We admire new unorthodox synthesis of old “orthodox” role-models. For example, we love the image of an astronaut who is a great engineer and good scientist, but also practices shamanism, loves to dance at rave parties and studies schizoanalysis. And on the other hand we love the image of a poet, who studies programming, robotics and cosmology in order to inspire her /his poetry. Do you think we need this kind of mixture? In other words, should we send poets and artists to space to get a fresh visions of Cosmos?
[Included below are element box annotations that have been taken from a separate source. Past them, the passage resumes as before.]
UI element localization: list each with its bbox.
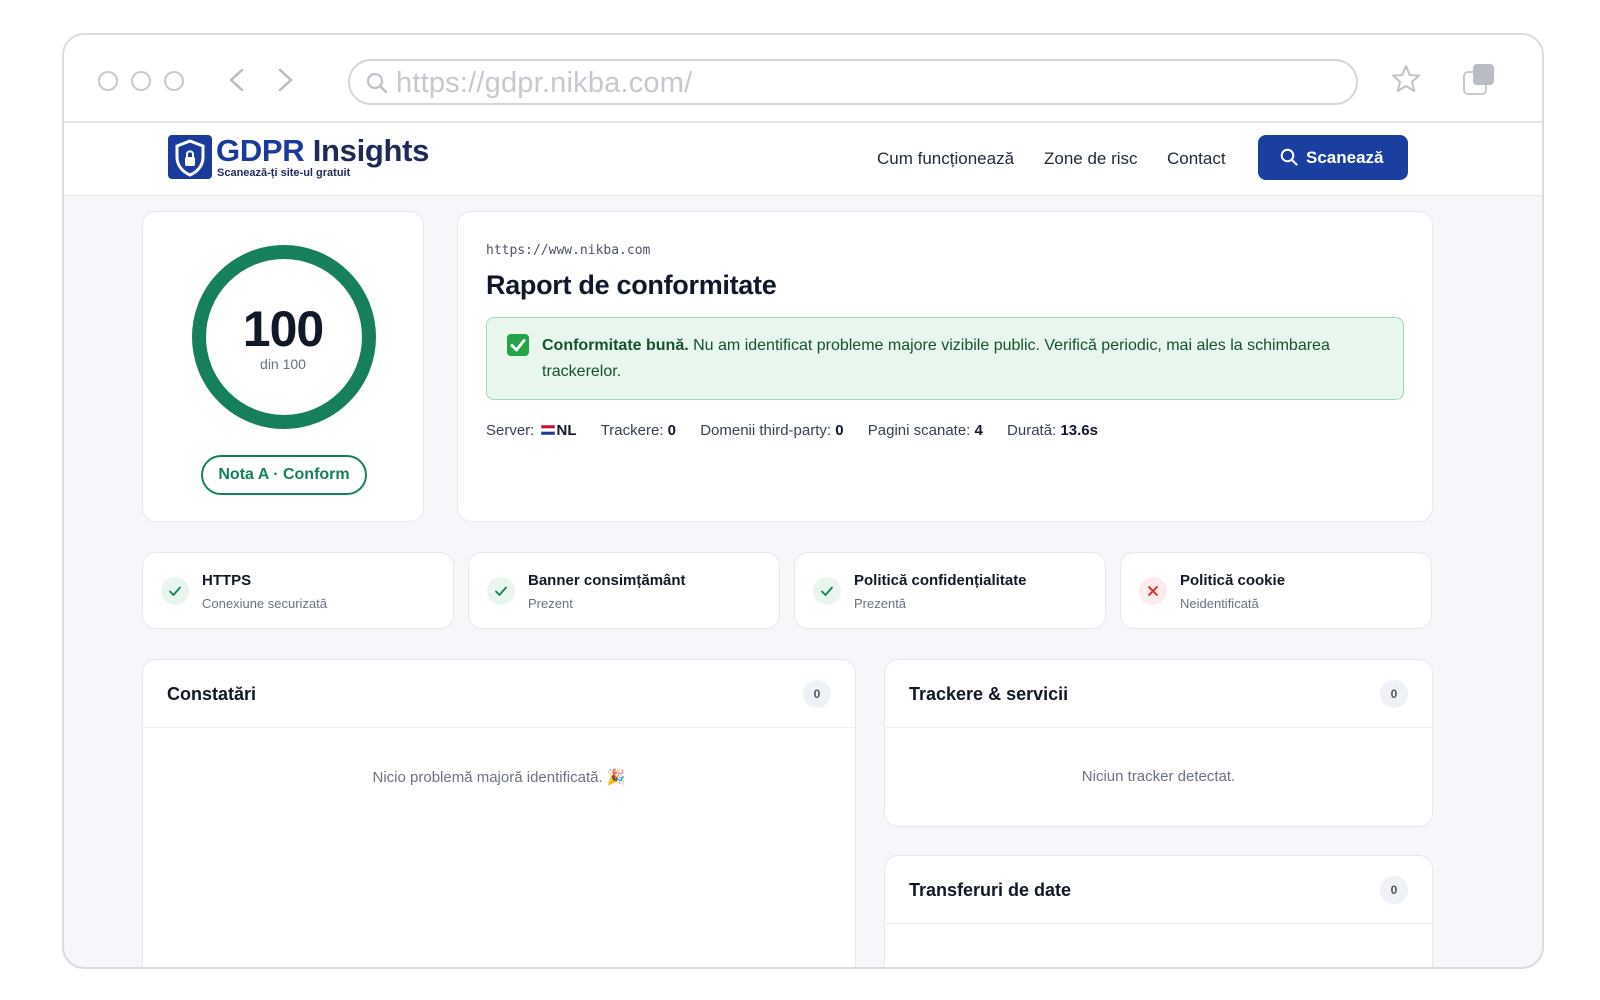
- findings-count-badge: 0: [803, 680, 831, 708]
- check-card-https: HTTPS Conexiune securizată: [142, 552, 454, 629]
- data-transfers-panel: Transferuri de date 0: [884, 855, 1433, 967]
- check-card-cookie-policy: Politică cookie Neidentificată: [1120, 552, 1432, 629]
- check-status: Prezentă: [854, 596, 907, 611]
- search-icon: [366, 72, 388, 94]
- alert-strong-text: Conformitate bună.: [542, 337, 689, 354]
- logo-insights-text: Insights: [304, 133, 430, 168]
- logo-tagline: Scanează-ți site-ul gratuit: [217, 167, 351, 179]
- grade-badge: Nota A · Conform: [201, 455, 367, 495]
- score-value: 100: [242, 301, 324, 357]
- check-status-ok: [487, 577, 515, 605]
- check-icon: [169, 586, 181, 596]
- findings-empty-message: Nicio problemă majoră identificată. 🎉: [372, 769, 626, 786]
- trackers-empty-message: Niciun tracker detectat.: [1081, 768, 1236, 785]
- check-status: Conexiune securizată: [202, 596, 328, 611]
- meta-duration-label: Durată:: [1007, 422, 1057, 439]
- meta-third-party: Domenii third-party: 0: [700, 422, 843, 439]
- meta-duration-value: 13.6s: [1060, 422, 1098, 439]
- check-status: Neidentificată: [1180, 596, 1259, 611]
- meta-duration: Durată: 13.6s: [1007, 422, 1098, 439]
- scan-button[interactable]: Scanează: [1258, 135, 1408, 180]
- meta-server-value: NL: [556, 422, 577, 439]
- check-card-privacy-policy: Politică confidențialitate Prezentă: [794, 552, 1106, 629]
- meta-pages-label: Pagini scanate:: [867, 422, 971, 439]
- trackers-panel: Trackere & servicii 0 Niciun tracker det…: [884, 659, 1433, 827]
- close-x-icon: [1148, 586, 1158, 596]
- nav-link-how-it-works[interactable]: Cum funcționează: [877, 149, 1014, 169]
- check-card-consent-banner: Banner consimțământ Prezent: [468, 552, 780, 629]
- scan-button-label: Scanează: [1306, 148, 1384, 167]
- meta-server-label: Server:: [486, 422, 535, 439]
- check-status: Prezent: [528, 596, 573, 611]
- forward-arrow-icon[interactable]: [270, 65, 300, 95]
- meta-trackers-value: 0: [667, 422, 677, 439]
- trackers-count-badge: 0: [1380, 680, 1408, 708]
- check-title: Politică cookie: [1180, 572, 1286, 589]
- window-minimize-dot[interactable]: [131, 71, 151, 91]
- check-title: Politică confidențialitate: [854, 572, 1027, 589]
- meta-pages: Pagini scanate: 4: [868, 422, 983, 439]
- meta-trackers-label: Trackere:: [600, 422, 664, 439]
- meta-third-party-label: Domenii third-party:: [700, 422, 832, 439]
- check-icon: [495, 586, 507, 596]
- site-header: GDPR Insights Scanează-ți site-ul gratui…: [64, 123, 1542, 196]
- score-out-of: din 100: [260, 356, 306, 372]
- data-transfers-panel-title: Transferuri de date: [909, 880, 1072, 900]
- trackers-panel-header: Trackere & servicii 0: [885, 660, 1432, 728]
- report-title: Raport de conformitate: [486, 270, 777, 300]
- logo-gdpr-text: GDPR: [216, 133, 305, 168]
- check-status-ok: [813, 577, 841, 605]
- browser-toolbar: https://gdpr.nikba.com/: [64, 35, 1542, 123]
- findings-panel-title: Constatări: [167, 684, 257, 704]
- window-maximize-dot[interactable]: [164, 71, 184, 91]
- window-close-dot[interactable]: [98, 71, 118, 91]
- logo-title[interactable]: GDPR Insights: [216, 133, 429, 169]
- trackers-panel-title: Trackere & servicii: [909, 684, 1069, 704]
- bookmark-star-icon[interactable]: [1390, 63, 1422, 95]
- nav-link-contact[interactable]: Contact: [1167, 149, 1226, 169]
- scanned-site-url[interactable]: https://www.nikba.com: [486, 243, 650, 258]
- findings-panel: Constatări 0 Nicio problemă majoră ident…: [142, 659, 856, 967]
- tabs-icon[interactable]: [1462, 63, 1496, 97]
- check-status-fail: [1139, 577, 1167, 605]
- check-title: Banner consimțământ: [528, 572, 686, 589]
- check-icon: [821, 586, 833, 596]
- meta-pages-value: 4: [974, 422, 983, 439]
- nav-link-risk-zones[interactable]: Zone de risc: [1044, 149, 1138, 169]
- netherlands-flag-icon: [540, 425, 555, 436]
- address-bar-url: https://gdpr.nikba.com/: [396, 67, 693, 99]
- back-arrow-icon[interactable]: [222, 65, 252, 95]
- data-transfers-panel-header: Transferuri de date 0: [885, 856, 1432, 924]
- score-card: 100 din 100 Nota A · Conform: [142, 211, 424, 522]
- alert-text: Conformitate bună. Nu am identificat pro…: [542, 333, 1392, 385]
- compliance-alert: Conformitate bună. Nu am identificat pro…: [486, 317, 1404, 400]
- address-bar[interactable]: https://gdpr.nikba.com/: [348, 59, 1358, 105]
- meta-server: Server: NL: [486, 422, 577, 439]
- meta-trackers: Trackere: 0: [601, 422, 676, 439]
- shield-lock-logo-icon[interactable]: [168, 135, 212, 181]
- scan-meta: Server: NL Trackere: 0 Domenii third-par…: [486, 422, 1118, 439]
- findings-panel-header: Constatări 0: [143, 660, 855, 728]
- meta-third-party-value: 0: [835, 422, 844, 439]
- check-title: HTTPS: [202, 572, 252, 589]
- check-box-icon: [507, 334, 529, 356]
- report-card: https://www.nikba.com Raport de conformi…: [457, 211, 1433, 522]
- check-status-ok: [161, 577, 189, 605]
- browser-window: https://gdpr.nikba.com/ GDPR Insights Sc…: [62, 33, 1544, 969]
- search-icon: [1280, 148, 1298, 166]
- data-transfers-count-badge: 0: [1380, 876, 1408, 904]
Definitely. But more than that. Space exploration must be composite of art of science. There will no be proper life and space culturalization in the cosmos without that. Thats why I decided to work closely with my friends from Slovenia, who I like to call the Noordung AAA branch , when they created in 2012 the KSEVT, the Cultural Center of European Space Technologies in Vitanje near Maribor in Slovenia. You have to remember that through the development of science and technology, national or commercial space programs influence the development of modern social-technological culture. But due to their limited sphere of national and commercial goals their influence on culture and vice-versa remains merely coincidental, inconsiderate and unreflected. So KSEVT aims to develop a cultural space program that sets its main frame around the topics of culturalization of space and the composite of art and science. KSEVT focuses on exploring and developing guidelines for the implementation of a cultural space program; it wishes to encourage both culturalization of space and composite research and development. Exploring and developing guidelines for the implementation of a cultural space program enables interaction of various experts, artists and scientists. They deal with a cultural cross section of space programs, each from his own method of thought and, moreover, they establish composite diplomatic protocols between the fields of art and science. KSEVT encourages individuals and organizations included in space and culture related activities to develop common projects. Through those efforts we can begin to recognize cultural patterns of space programs. Supporting composite research and development encourages scientific and artistic public to develop composite diplomatic protocols and models of thinking even further, all serving the same cause – a more complete understanding of the question: «What is it like to be human in space?»
What is your message for all the young space dreamers from all over the globe? From the skyscrapers of Shanghai to the slums of Venezuela?
You don’t need a rocket to develop your own space program!